Internists and primary care doctors have traditionally sent their patients to vascular surgeons "because that's the way they've always done it," he said.

"But what they don't realize is the high quality that their patients had been getting through interventional radiology is now being compromised because it's being done by people who basically have limited training and experience in endovascular techniques, and I don't think they realize it," Andrews said. "We need to make sure people understand the old practice model doesn't lead to the same end point."

He also took issue with Levin's assertion that the drop-off can simply be attributed to increased self-referral.

"It's a buzzword that implies violation of the Stark law," he said.

What worries the radiology community, Andrews said, is orthopedic surgeons and neurologists who buy their own MRIs and cardiologists who buy their own CT scanners.

"But I think using image guidance to perform surgery, which is basically what we and vascular surgeons do, that's not self-referral," he said. "That's just using imaging as a tool for doing a procedure, and I don't think there's any way that radiologists can make the argument that it's not acceptable and constitutes actual self-referral."

Radiologists can't have it both ways, Andrews said.

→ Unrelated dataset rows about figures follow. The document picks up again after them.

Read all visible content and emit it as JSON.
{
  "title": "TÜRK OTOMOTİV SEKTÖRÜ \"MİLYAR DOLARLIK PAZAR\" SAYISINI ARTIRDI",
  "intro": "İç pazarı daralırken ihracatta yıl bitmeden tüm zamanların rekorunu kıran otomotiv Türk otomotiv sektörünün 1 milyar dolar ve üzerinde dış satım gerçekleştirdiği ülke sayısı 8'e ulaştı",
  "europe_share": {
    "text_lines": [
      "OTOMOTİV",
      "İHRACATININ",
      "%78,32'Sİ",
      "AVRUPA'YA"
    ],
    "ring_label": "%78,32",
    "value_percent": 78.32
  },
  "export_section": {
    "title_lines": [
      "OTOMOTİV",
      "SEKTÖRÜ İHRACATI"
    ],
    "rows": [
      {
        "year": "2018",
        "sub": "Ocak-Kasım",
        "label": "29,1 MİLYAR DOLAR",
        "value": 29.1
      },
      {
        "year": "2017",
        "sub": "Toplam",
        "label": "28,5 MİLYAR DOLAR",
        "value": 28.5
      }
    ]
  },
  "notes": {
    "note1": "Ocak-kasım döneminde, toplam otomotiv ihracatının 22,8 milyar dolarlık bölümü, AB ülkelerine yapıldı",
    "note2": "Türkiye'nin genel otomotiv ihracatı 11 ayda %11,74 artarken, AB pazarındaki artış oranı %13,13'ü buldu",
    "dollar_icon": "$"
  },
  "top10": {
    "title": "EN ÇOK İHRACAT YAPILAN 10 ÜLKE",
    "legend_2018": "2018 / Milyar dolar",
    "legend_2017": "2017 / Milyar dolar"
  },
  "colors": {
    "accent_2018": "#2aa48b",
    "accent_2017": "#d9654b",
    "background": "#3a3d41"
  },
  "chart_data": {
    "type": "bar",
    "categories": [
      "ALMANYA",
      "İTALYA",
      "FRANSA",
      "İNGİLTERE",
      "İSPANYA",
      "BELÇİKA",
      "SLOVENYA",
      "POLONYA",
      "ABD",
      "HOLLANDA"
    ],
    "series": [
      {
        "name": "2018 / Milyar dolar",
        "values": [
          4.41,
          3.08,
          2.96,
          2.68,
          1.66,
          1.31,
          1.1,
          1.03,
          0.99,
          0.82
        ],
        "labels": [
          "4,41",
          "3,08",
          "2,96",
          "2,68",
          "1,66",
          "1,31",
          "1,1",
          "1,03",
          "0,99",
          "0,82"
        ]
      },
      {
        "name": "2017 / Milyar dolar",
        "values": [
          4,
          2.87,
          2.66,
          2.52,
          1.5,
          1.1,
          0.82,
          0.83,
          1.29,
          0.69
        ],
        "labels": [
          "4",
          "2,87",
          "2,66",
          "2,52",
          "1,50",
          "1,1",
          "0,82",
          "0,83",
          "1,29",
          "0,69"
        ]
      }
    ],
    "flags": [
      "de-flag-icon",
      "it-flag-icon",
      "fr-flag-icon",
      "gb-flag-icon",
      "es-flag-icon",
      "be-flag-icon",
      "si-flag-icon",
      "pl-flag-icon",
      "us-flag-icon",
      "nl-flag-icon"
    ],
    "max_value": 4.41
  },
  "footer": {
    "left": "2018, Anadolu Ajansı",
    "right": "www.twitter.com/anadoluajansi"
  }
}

"I think if you say that nobody who orders an angioplasty procedure can actually perform it because that constitutes self-referral, then that puts interventional radiologists in the same boat -- we can't do it either," he said. "If interventional radiologists in clinics want to order an MRI of the pelvis for a fibroid patient and that constitutes self-referral, then interventional radiologists can't be part of a radiologic group."

Part of the problem, Andrews said, is that radiologists are often stymied by their own practice groups, which usually think radiologists' time in clinics should be spent reading CT scans.

From his own experience, Andrews said he has worked out that imaging or procedures that he has ordered have generated over $1 million in billing over a two-year period, which he estimates to equal about $2500 per hour in imaging billing.

"Although IRs are not reading studies in the clinic, they're actually generating imaging revenue by ordering studies for patients they're caring for and by ordering intervention, which they perform," he said.